Article : Herpès anal

Par Dr. François PIGOT

QU'EST-CE QUE L'HERPES?

L'herpès est une maladie infectieuse due à un virus n'affectant que l'espèce humaine. C'est une maladie chronique qui évolue par poussées. On l'attrape à partir d'une personne déjà infectée qui produit de façon intermittente ce virus à la surface de sa peau ou dans sa salive. Deux types de virus herpes simplex existent, appelés type 1 et type 2. Chaque type a un territoire de prédilection, mais non exclusif. L'herpès virus de type 1 est plus de 9 fois sur 10 responsable des herpès des lèvres (bouton de fièvre). Le type 2 est responsable de trois quarts des infections génitales et anales ; il partage ce territoire avec le type 1 dont la fréquence relative augmente, surtout chez la femme et chez les jeunes.

EST-CE GRAVE ?

Chez l'adulte en bonne santé cette maladie peut être gênante, mais elle n'est jamais grave. Par contre chez le nouveau né et chez le nourrisson elle peut diffuser au cerveau et être mortelle. Chez les malades atteints d'immunodépression (SIDA) ou de certaines maladies de peau sévères elle peut être dangereuse.

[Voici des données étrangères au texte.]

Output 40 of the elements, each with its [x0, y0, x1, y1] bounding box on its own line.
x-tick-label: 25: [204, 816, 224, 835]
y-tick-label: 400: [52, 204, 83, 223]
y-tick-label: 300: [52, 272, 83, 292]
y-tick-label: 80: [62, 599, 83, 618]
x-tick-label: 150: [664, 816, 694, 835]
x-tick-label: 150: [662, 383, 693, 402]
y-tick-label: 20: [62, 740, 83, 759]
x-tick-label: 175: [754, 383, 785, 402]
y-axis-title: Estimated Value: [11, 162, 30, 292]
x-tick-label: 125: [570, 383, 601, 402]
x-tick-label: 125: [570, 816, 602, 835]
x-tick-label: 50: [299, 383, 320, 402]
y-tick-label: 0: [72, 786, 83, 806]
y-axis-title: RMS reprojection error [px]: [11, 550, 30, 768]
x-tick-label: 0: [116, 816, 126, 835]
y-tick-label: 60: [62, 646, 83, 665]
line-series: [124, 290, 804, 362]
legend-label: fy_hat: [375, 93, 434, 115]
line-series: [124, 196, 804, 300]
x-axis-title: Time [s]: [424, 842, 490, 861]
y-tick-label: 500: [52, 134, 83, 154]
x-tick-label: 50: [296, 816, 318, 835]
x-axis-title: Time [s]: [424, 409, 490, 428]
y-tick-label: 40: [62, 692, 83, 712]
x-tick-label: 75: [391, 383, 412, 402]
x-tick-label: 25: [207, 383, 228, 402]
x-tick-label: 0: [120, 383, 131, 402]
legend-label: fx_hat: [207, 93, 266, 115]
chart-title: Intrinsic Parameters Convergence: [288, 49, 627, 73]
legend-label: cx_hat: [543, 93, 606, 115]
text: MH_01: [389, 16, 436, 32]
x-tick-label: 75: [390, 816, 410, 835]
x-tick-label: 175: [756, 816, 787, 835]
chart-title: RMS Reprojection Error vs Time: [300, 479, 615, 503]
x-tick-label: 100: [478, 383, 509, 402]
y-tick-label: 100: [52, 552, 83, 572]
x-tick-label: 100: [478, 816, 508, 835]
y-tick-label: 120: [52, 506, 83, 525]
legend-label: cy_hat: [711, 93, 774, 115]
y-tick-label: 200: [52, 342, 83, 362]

COMMENT SE MANIFESTE CE VIRUS ?

Au moment de la contamination le virus pénètre dans la peau, le plus souvent silencieusement. Mais dans 20 à 60 % des cas, il donne à cette occasion une première poussée importante. Ces signes apparaissent en moyenne 5 à 7 jours après le contact infectant, ils durent environ 10 à 20 jours. Des petites bulles se forment sur une zone plus ou moins étendue de l'anus, des fesses ou des organes génitaux avec une sensation de brûlure et de cuisson. Des signes urinaires sont fréquents (envie fréquente d'uriner, brûlures en urinant) ainsi qu'un ganglion sensible dans l'aine, voire de la fièvre.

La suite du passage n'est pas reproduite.